`Radix Sort`

Non-comparison sort that processes integer keys digit by digit (from least to most significant) using a stable sort (e.g. counting sort) at each digit position.

Spec ↗

Syntax

radixSort(arr)

Parameters

Name	Type	Required	Description
`arr`	`Array<number>`	Yes	Array of non-negative integers to sort.

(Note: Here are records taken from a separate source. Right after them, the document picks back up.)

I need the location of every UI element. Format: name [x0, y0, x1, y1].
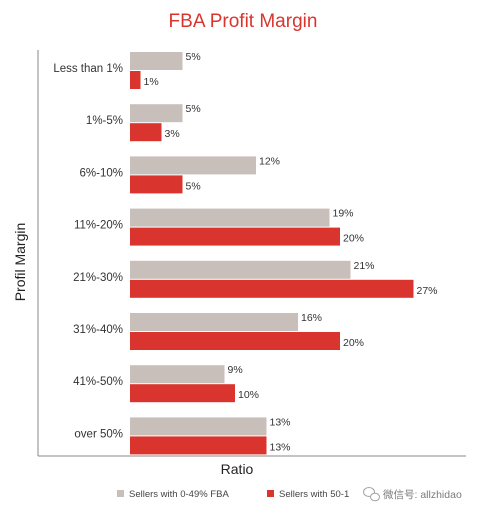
data-label-series-2: 3% [165, 128, 180, 140]
watermark: 微信号: allzhidao [363, 487, 462, 502]
data-label-series-2: 1% [144, 76, 159, 88]
bar-series-2 [130, 279, 414, 298]
bar-series-1 [130, 104, 183, 123]
data-label-series-2: 13% [270, 441, 291, 453]
data-label-series-1: 5% [186, 51, 201, 63]
legend: Sellers with 0-49% FBA Sellers with 50-1 [117, 489, 349, 500]
data-label-series-1: 16% [301, 312, 322, 324]
category-label: over 50% [74, 428, 123, 440]
bar-series-1 [130, 365, 225, 384]
bar-series-1 [130, 313, 298, 331]
data-label-series-2: 10% [238, 389, 259, 401]
legend-swatch-series-2 [267, 490, 274, 497]
bar-series-1 [130, 260, 351, 279]
category-label: 6%-10% [80, 167, 123, 179]
bar-series-1 [130, 156, 256, 175]
x-axis-title: Ratio [221, 461, 254, 477]
bar-series-1 [130, 52, 183, 70]
category-label: Less than 1% [53, 63, 123, 75]
bar-series-1 [130, 208, 330, 227]
data-label-series-2: 20% [343, 233, 364, 245]
bar-series-2 [130, 123, 162, 142]
bar-series-2 [130, 71, 141, 89]
legend-swatch-series-1 [117, 490, 124, 497]
category-label: 31%-40% [73, 324, 123, 336]
data-label-series-1: 9% [228, 364, 243, 376]
bar-series-2 [130, 436, 267, 455]
y-axis-title: Profil Margin [12, 223, 28, 302]
bar-series-2 [130, 175, 183, 194]
legend-label-series-1: Sellers with 0-49% FBA [129, 489, 229, 500]
category-label: 21%-30% [73, 272, 123, 284]
bar-series-2 [130, 384, 235, 403]
wechat-icon [363, 487, 380, 502]
category-label: 1%-5% [86, 115, 123, 127]
data-label-series-2: 27% [417, 285, 438, 297]
bar-series-2 [130, 227, 340, 246]
data-label-series-1: 19% [333, 208, 354, 220]
data-label-series-1: 21% [354, 260, 375, 272]
watermark-text: 微信号: allzhidao [383, 488, 462, 501]
plot-area: Less than 1% 5% 1% 1%-5% 5% 3% 6%-10% 12% 5% 11%-… [53, 51, 438, 455]
data-label-series-1: 5% [186, 103, 201, 115]
bar-series-2 [130, 332, 340, 350]
data-label-series-1: 12% [259, 155, 280, 167]
data-label-series-2: 5% [186, 180, 201, 192]
category-label: 41%-50% [73, 376, 123, 388]
chart-title: FBA Profit Margin [169, 11, 318, 32]
category-label: 11%-20% [74, 220, 123, 232]
data-label-series-2: 20% [343, 337, 364, 349]
bar-series-1 [130, 417, 267, 436]
data-label-series-1: 13% [270, 416, 291, 428]
legend-label-series-2: Sellers with 50-1 [279, 489, 349, 500]
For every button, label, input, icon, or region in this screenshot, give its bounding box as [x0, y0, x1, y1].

Returns a new sorted array.

Returns

Array<number> — A new sorted array of non-negative integers.

Examples

function countingSortByDigit(arr, exp) {
  const n = arr.length;
  const out = new Array(n);
  const count = new Array(10).fill(0);
  for (let i = 0; i < n; i++) count[Math.floor(arr[i] / exp) % 10]++;
  for (let i = 1; i < 10; i++) count[i] += count[i - 1];
  for (let i = n - 1; i >= 0; i--) {
    const d = Math.floor(arr[i] / exp) % 10;
    out[--count[d]] = arr[i];
  }
  return out;
}

function radixSort(arr) {
  const max = Math.max(...arr);
  let exp = 1;
  while (Math.floor(max / exp) > 0) {
    arr = countingSortByDigit(arr, exp);
    exp *= 10;
  }
  return arr;
}

console.log(radixSort([170, 45, 75, 90, 802, 24, 2, 66]));

Output

[ 2, 24, 45, 66, 75, 90, 170, 802 ]

// Single-digit numbers
function radixSort(arr) {
  if (!arr.length) return arr;
  const max = Math.max(...arr);
  let exp = 1, a = [...arr];
  while (Math.floor(max / exp) > 0) {
    const count = new Array(10).fill(0);
    const out = new Array(a.length);
    for (const x of a) count[Math.floor(x / exp) % 10]++;
    for (let i = 1; i < 10; i++) count[i] += count[i - 1];
    for (let i = a.length - 1; i >= 0; i--) {
      const d = Math.floor(a[i] / exp) % 10;
      out[--count[d]] = a[i];
    }
    a = out; exp *= 10;
  }
  return a;
}

console.log(radixSort([3, 1, 4, 1, 5, 9, 2, 6]));

Output

[ 1, 1, 2, 3, 4, 5, 6, 9 ]

Notes

| Case | Time | Space | |---------|-----------|-------| | Best | O(nk) | O(n) | | Average | O(nk) | O(n) | | Worst | O(nk) | O(n) | where k = number of digits in the maximum value. For fixed-width integers (e.g. 32-bit) k is a constant, giving true O(n) behaviour. LSD (least significant digit) radix sort is stable; MSD (most significant digit) can be done in-place but is more complex. Not suitable for floating-point or arbitrary objects without a key extraction function.